今、思い返せば、それがわたしたちにとって、最後のターニング•ポイントだったのかもしれない。
「さつきちゃん、お疲れさま」
約束通り、川島君はちゃんとロビーで待っていてくれて、通用口から顔を見せたわたしに、暖かく声をかけてくれた。
川島君の他に、藤村さんと星川先生もいっしょにいる。
「とてもよかったじゃない。服のデザインも素敵だったし、わたしたくさん写真撮っちゃったわよ」
「みっこちゃんの独壇場だったね。やっぱりこういうステージじゃ、素人とプロの差は歴然だな」
「オープニングのあと、みっこちゃんがひとりでステージ持たせてたでしょ? あれはもしかして、演出じゃなくて、着替えにもたついてたからとか?」
「あのシーンか。演出は派手で面白かったけど、ちょっと無謀すぎたかもな。でもその無茶っぷりが、学生の特権でもあるんだよな。ぼくらじゃあんなリスキーな演出は、避けようとするもんな」
ショーやみっこの感想を言い合いながら、しばらくはみんなロビーで立ち話をしていた。
「そういえば、みっこちゃんは?」
藤村さんがわたしに訊いた。
「今お化粧直ししてます。もうすぐ来ると思います」
「そうか。みんなで食事でもと思ったけど、どうかなぁ?」
「9時からショーの打ち上げパーティがあるんですけど… みなさんもいかがですか?」
「そんな。わたしたちは部外者だから、遠慮しとくわ」
「ははは。こんなおじさんが行くより、若い女の子だけででワイワイやった方がいいだろ」
わたしの誘いを、藤村さんと星川先生は笑いながら断った。川島君はわたしに訊いた。
「さつきちゃんもみっこと、打ち上げに行くのかい?」
「ええ。せっかくだから行こうと思うの。ごめんね」
「いいよ。今日は楽しかったよ」
「ほんとに?」
「ああ。さつきちゃんとは昼間、いろいろ回れたし」
「そうね。楽しかった」
「打ち上げのあと… ちょっと会えないかな?」
少し考えたあと、川島君が切り出した。
「せっかく藤村さんや星野さんが東京から来てくれたんだし、あと、さつきちゃんにも、話したいこともあるし」
「それは、怖いけど…」
「大丈夫だよ。悪い話じゃないんだから」
「そう?」
「心配しなくても、さつきちゃんのことは、これからもずっと、大事にするよ」
「…ん。 嬉しい」
彼の言葉に、わたしは素直にうなずいた。
川島君の話が、たとえわたしたちの恋愛に距離を生むようなことでも、それが彼の選んだ道なら、わたしもそれを受け入れてあげたい。祝福してあげたい。

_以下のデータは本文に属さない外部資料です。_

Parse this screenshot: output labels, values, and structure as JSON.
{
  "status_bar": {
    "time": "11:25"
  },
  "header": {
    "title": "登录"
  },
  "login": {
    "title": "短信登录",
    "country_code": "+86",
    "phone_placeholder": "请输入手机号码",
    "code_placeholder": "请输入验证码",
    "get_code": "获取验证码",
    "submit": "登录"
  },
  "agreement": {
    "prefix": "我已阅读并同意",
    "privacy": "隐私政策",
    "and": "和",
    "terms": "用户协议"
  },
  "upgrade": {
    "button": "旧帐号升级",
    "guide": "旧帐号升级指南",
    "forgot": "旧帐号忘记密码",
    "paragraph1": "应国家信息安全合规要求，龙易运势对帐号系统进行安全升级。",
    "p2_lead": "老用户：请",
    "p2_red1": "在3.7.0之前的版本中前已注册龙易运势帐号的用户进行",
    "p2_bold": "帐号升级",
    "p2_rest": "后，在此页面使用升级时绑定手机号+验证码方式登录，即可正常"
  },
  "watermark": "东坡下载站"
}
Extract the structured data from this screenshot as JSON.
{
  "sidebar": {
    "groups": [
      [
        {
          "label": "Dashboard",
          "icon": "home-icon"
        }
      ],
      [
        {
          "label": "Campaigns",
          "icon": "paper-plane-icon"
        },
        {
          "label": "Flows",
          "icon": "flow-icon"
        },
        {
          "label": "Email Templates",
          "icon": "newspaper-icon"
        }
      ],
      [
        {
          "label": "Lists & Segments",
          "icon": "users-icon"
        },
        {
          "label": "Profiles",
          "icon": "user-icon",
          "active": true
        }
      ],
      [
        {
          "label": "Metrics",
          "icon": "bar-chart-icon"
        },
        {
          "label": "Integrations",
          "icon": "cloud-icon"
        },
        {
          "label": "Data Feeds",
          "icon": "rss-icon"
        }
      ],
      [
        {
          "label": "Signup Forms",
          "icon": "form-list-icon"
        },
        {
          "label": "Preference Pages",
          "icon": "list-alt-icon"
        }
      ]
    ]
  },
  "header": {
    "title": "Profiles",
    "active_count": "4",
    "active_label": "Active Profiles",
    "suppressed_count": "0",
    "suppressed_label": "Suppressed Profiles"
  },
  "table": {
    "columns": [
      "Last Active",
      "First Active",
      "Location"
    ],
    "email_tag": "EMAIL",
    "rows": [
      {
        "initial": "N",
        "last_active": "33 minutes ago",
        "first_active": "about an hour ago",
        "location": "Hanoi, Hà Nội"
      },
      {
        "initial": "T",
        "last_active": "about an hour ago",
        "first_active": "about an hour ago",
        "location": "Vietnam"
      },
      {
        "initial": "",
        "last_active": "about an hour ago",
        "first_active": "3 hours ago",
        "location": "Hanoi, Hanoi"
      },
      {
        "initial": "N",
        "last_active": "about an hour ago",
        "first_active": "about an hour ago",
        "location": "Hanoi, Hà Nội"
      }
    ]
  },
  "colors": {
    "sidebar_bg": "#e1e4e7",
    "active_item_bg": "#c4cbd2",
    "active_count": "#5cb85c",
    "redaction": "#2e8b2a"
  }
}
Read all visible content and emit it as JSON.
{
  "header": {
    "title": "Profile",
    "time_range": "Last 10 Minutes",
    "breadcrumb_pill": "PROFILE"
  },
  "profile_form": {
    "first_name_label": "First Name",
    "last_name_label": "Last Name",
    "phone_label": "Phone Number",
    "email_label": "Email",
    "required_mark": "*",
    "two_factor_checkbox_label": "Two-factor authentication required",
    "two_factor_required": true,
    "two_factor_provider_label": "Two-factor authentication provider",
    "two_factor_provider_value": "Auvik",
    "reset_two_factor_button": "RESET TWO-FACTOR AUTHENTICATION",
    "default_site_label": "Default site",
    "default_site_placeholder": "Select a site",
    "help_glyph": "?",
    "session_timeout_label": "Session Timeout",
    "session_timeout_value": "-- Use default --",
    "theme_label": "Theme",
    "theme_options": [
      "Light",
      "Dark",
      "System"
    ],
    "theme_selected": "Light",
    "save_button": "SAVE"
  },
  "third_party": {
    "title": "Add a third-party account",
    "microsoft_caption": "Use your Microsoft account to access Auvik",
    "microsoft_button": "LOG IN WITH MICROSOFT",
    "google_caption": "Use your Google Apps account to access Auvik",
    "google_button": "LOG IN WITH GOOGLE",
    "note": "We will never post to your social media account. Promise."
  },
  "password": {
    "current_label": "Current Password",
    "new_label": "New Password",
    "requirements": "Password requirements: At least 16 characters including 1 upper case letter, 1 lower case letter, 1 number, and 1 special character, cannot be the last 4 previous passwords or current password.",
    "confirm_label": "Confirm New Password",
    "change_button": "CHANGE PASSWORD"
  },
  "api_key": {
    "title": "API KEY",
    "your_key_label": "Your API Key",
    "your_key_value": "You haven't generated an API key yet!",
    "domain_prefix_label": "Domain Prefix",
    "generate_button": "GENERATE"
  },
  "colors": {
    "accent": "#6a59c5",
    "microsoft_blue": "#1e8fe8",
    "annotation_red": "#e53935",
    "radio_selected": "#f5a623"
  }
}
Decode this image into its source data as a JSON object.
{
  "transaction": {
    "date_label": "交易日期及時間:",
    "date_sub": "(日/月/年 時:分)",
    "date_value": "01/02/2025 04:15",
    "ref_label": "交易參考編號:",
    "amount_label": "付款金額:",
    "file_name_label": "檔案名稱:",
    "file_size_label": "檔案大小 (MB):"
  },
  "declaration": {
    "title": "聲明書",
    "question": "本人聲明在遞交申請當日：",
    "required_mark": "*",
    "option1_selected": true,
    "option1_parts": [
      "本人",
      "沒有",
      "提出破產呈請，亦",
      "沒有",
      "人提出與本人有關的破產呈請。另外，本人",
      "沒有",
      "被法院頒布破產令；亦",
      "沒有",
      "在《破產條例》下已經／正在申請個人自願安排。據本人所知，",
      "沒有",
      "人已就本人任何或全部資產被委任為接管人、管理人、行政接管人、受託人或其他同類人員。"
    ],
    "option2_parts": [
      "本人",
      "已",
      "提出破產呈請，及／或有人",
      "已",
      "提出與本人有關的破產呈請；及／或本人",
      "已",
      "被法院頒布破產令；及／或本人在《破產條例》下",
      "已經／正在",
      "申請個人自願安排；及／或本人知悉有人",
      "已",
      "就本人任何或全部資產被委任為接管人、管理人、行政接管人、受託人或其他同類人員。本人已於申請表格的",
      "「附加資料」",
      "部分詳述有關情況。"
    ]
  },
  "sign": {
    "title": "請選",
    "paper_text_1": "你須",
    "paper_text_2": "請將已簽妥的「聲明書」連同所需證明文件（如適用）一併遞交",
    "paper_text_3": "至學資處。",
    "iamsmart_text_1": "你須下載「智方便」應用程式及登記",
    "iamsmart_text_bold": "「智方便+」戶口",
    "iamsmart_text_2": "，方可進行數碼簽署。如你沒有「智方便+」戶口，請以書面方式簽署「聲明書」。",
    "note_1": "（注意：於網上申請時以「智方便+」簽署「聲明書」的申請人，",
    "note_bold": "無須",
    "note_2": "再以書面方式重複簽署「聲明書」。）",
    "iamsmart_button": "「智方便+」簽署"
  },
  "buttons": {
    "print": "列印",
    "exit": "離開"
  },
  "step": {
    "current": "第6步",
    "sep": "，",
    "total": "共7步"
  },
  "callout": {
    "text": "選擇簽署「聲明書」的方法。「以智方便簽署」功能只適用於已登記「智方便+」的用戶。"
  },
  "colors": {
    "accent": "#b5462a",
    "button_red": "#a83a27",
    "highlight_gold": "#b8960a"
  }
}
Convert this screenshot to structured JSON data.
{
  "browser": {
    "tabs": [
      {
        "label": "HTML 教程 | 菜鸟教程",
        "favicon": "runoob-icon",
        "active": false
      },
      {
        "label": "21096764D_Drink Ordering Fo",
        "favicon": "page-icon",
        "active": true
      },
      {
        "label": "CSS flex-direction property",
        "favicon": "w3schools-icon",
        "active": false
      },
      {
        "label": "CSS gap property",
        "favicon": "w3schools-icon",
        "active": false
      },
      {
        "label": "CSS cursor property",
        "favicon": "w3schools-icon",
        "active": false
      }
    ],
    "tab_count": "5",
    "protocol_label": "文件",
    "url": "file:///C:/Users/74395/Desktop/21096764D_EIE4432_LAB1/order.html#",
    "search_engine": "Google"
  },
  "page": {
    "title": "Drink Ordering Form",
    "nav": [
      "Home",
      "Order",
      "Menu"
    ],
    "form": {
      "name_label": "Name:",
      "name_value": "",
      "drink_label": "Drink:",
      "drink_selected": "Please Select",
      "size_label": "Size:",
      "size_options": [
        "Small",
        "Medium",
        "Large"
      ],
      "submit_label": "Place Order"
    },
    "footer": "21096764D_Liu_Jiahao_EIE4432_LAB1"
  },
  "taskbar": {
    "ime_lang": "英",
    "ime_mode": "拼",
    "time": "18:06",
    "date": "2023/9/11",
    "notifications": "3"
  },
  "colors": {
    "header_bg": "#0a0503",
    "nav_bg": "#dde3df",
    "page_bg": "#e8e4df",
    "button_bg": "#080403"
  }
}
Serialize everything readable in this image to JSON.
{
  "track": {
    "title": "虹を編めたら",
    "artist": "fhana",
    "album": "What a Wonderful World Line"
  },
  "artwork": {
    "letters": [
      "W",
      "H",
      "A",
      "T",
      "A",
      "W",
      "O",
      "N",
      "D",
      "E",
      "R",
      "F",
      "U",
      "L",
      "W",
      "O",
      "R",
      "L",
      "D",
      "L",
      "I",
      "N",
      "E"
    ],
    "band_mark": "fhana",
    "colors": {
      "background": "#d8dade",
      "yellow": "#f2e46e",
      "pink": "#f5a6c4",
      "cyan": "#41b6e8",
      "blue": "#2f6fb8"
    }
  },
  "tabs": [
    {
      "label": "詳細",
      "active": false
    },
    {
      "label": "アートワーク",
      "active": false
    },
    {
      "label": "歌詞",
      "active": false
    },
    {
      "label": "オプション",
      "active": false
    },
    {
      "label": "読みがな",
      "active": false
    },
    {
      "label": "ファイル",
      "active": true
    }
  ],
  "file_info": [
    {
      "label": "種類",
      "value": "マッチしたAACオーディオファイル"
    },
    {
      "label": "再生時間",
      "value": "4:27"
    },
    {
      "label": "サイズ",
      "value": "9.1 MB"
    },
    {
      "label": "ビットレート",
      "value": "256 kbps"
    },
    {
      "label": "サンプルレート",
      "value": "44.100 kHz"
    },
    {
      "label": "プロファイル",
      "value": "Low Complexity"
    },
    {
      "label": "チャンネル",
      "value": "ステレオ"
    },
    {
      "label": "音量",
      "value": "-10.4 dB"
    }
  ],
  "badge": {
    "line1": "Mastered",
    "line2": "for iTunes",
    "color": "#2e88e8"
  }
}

川島君には、人を感動させられる仕事をしてほしいし、それができるだけの力を、彼は持っているし、回りの人たちから認めてもらっている。
わたしの小さなわがままで、そんな彼の可能性を潰したくはない。
ひとつのステージが、わたしをこんなにも素直な気持ちにさせてくれた。
今までのわだかまりが、さっきのファッションショーの感動の余韻のなかで、まるで春の淡雪のように消えていくみたい。
やっと抜け出せそう。
そう思って、わたしはようやく、心に日が射してくるような気持ちになった。